News

How area school districts provide social-emotional skills, violence prevention

October 29, 2021

Terry DeMio, Cincinnati Enquirer

The Enquirer asked area school district leaders how their students get violence prevention and social-emotional education.

Here's who responded, and a summary of each district's offerings:

  • Loveland City Schools – State-required violence prevention education is taught. In Ohio, students in grades seven-12 are provided age-appropriate instruction in dating violence prevention education, including instruction in recognizing dating violence warning signs and characteristics of healthy relationships. Health teachers to the instruction. The instruction continued through the pandemic, said Andrea Conner, assistant superintendent of teaching and learning.
  • Milford Schools – State-required violence prevention education is taught as part of the required health curriculum as prescribed by the Ohio Department of Education. Health teachers use the state's identified course framework to plan, implement and assess this topic. It's a full unit with multiple classes. The instruction continued through the pandemic.
  • Finneytown Schools – The Council on Child Abuse comes to schools to provide presentations annually for students in grades kindergarten-eight.  Violence prevention is also covered in ninth-grade health class.The council's trainers discuss bullying and violence in the home.

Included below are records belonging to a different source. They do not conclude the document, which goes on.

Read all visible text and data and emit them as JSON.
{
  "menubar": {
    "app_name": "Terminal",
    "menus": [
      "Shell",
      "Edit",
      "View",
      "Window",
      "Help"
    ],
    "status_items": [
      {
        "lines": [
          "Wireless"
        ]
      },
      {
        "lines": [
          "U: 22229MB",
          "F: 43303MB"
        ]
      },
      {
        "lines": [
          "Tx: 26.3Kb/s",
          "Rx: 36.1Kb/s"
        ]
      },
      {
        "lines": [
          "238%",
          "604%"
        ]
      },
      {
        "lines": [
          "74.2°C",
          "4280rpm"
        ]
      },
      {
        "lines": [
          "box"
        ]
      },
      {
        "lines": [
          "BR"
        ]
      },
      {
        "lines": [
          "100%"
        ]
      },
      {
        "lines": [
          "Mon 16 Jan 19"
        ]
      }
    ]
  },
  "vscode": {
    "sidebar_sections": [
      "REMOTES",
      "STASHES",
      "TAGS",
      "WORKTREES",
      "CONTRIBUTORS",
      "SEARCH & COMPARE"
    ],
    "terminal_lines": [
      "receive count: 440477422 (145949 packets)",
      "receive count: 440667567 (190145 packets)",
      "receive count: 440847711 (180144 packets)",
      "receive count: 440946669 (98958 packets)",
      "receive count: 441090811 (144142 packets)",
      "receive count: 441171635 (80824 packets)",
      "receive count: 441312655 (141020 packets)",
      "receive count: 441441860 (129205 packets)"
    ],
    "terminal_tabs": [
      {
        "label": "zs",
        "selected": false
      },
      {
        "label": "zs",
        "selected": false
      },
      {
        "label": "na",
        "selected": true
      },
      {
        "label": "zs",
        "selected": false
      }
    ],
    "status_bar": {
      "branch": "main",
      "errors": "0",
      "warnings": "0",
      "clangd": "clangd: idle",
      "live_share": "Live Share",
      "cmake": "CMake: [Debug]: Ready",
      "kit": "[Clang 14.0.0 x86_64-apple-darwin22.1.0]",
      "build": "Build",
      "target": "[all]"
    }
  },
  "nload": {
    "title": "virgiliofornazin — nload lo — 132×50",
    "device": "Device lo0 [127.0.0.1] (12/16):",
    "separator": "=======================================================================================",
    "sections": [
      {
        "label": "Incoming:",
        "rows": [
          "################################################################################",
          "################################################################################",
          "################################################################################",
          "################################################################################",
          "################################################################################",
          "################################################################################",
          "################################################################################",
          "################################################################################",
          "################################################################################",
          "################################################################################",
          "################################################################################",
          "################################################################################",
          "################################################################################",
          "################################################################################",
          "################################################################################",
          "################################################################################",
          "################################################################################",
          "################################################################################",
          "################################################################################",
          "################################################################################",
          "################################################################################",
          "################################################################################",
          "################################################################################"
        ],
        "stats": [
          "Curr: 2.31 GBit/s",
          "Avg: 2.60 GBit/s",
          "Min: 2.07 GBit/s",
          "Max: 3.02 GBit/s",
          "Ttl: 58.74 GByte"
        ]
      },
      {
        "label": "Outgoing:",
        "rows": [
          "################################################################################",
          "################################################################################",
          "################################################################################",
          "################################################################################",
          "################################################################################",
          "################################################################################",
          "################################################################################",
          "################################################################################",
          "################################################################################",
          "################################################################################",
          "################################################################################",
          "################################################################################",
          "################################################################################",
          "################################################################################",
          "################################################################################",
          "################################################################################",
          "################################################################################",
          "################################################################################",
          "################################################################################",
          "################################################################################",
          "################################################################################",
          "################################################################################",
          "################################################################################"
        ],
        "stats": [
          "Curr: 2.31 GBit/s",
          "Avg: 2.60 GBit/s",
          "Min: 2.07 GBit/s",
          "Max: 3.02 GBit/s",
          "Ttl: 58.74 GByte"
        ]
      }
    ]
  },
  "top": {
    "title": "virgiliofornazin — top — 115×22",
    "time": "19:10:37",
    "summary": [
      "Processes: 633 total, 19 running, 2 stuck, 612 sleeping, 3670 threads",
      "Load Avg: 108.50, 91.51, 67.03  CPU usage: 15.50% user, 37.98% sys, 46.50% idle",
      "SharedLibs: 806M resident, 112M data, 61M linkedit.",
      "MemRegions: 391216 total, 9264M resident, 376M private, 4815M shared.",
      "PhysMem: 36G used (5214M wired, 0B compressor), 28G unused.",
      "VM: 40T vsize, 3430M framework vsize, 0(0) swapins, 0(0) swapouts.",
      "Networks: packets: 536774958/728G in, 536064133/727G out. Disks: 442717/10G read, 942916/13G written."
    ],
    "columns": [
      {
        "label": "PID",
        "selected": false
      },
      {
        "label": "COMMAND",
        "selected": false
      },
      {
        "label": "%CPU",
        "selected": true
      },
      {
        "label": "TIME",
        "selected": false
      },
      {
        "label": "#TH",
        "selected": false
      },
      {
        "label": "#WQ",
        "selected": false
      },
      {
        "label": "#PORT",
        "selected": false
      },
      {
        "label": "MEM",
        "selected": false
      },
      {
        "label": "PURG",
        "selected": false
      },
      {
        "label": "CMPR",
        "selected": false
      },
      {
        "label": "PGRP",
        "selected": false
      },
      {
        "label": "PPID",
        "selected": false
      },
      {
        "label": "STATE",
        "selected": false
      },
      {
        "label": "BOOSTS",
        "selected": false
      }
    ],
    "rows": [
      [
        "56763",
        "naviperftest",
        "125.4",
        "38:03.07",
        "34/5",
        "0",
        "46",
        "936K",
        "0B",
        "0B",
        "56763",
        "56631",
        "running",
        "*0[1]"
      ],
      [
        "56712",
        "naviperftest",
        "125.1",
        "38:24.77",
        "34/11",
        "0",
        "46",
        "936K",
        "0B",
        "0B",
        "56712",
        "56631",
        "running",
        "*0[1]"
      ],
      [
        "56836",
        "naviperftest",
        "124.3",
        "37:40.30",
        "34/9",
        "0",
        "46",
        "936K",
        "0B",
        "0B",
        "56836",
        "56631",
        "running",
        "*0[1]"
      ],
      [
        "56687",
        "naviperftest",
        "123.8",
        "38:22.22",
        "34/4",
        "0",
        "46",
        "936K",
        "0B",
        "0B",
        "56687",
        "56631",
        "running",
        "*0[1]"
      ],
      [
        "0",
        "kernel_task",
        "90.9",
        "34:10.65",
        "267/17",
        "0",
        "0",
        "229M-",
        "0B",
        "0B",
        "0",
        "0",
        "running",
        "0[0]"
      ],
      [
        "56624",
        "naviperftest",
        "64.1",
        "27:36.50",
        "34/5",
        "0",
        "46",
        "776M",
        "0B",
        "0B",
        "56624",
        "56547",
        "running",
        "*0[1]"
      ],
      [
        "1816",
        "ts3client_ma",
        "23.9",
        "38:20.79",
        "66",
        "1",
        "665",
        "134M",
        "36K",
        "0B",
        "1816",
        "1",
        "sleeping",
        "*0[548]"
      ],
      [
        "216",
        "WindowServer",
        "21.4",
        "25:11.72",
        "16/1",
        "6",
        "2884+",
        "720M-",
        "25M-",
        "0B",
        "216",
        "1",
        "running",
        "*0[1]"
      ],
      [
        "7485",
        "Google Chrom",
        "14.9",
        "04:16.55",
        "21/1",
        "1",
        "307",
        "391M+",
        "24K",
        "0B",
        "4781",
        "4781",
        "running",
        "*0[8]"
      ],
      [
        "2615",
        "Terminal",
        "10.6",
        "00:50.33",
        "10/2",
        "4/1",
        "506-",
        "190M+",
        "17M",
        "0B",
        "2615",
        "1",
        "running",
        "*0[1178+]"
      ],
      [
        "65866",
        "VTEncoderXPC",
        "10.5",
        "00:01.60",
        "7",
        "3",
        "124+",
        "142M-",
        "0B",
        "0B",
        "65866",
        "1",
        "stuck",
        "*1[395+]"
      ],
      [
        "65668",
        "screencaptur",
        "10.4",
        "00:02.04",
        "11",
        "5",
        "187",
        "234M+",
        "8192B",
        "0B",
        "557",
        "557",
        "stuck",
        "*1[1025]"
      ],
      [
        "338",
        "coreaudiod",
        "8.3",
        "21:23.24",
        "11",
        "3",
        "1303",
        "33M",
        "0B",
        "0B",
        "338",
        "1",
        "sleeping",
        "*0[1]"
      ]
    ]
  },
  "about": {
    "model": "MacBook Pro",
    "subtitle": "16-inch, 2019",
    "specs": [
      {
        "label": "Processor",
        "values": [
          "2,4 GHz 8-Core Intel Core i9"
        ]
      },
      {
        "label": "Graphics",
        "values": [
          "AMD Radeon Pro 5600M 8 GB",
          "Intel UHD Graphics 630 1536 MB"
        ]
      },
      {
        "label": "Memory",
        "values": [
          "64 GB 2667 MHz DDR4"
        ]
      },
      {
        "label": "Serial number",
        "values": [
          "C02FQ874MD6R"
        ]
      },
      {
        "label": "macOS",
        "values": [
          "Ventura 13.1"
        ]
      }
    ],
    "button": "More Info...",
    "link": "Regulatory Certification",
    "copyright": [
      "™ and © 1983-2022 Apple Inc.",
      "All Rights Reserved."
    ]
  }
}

They present to every class and interview students one-on-one who choose to report an issue related to the topic.  Students are referred to a school counselor for follow-up. The instruction was taught virtually for children in grades two-eight during the pandemic.
  • Wyoming City Schools – Violence prevention and social-emotional learning topics are covered in health classes and through grade-level work in the counseling department. Through the seventh and eighth grades, teachers cover bullying prevention, awareness and avenues for help. The district partners with Cincinnati Children's Hospital Medical Center on a program called Surviving the Teens, a five-day workshop for eighth-graders.  At the high school level, teachers cover family, relations, and work violence. They discuss healthy and abusive relationships, consent, risks of staying in an abusive relationship and why some stay. The focus is on help and how to get help. The district is beginning a new social-emotional learning program at the middle school (grades 5-8) called Lion's Quest.
  • Cincinnati Public Schools –The CPS health curriculum provided by Goodheart-Willcox, covers the state mandate to educate students about violence prevention, said spokesperson Frances Russ. The senior high health course covers healthy relationships, sexual harassment, rape, dealing with conflict, violence and abuse, human trafficking, unwanted sexual activity, sex trafficking and sexual abuse. It typically takes two- to three weeks to cover the material. Teachers may invite an organization to provide additional education. The district also hosts an annual health fair for high school students and invites community partners, such as Women Helping Women, to the event.  During the pandemic, the curriculum was taught and the health fair was offered online.
  • Oak Hills Local Schools – The district partners with Cincinnati Children’s to teach its Adapt for Life curriculum in all nine schools, K-12. Not  solely focused on violence prevention, it includes instruction and support that lend themselves to violence prevention, such as reducing feelings of hopelessness, aggression and a sense of isolation; identifying and responding to mental health problems when symptoms first become evident; increasing empathy; fostering positive classroom behaviors to reduce student conduct problems and emotional distress, school officials said. The training was continued through the pandemic. High school students also are required to take a health course that includes a mental-health unit dealing with handling stress and emotions such as anger and alienation. 
  • Boone County Schools – All of the schools follow Kentucky Academic Standards for Health Education, said Jenny Watson, assistant superintendent of Learning Support Services. Some examples of the standards: Promote healthy behaviors that reduce the risk of disease and violence; promote positive emotional health messages; teach how power and control differences in relationships can contribute to aggression and violence; describe how prejudice, discrimination and bias can lead to violence; explain that self-directed violence is the result of the accumulation of multiple problems. Teachers implement social-emotional learning. Some elementary schools have specific programs to support the work, but most embed it through their instruction and in building and maintaining relationships between students and adults.
  • Erlanger/Elsmere Independent Schools –The Erlanger-Elsmere Schools have been implementing social-emotional learning and trauma-informed care practices for many years, said Superintendent Chad Molley. Implementing the Character Effect at Dorothy Howell Elementary is a piece of the plan as is a social-emotional learning period for middle and high school students. The district uses Positive Behavior Supports and Interventions, a school safety and behavior program districtwide, completed professional learning with staff on trauma-informed care and adverse childhood experiences (ACEs), and more. Molley noted that the Kentucky Legislature's School Safety and Resiliency Act required a trauma-informed approach in schools by July 1, 2021, but Erlanger/Elsmere district was ahead of the mandate.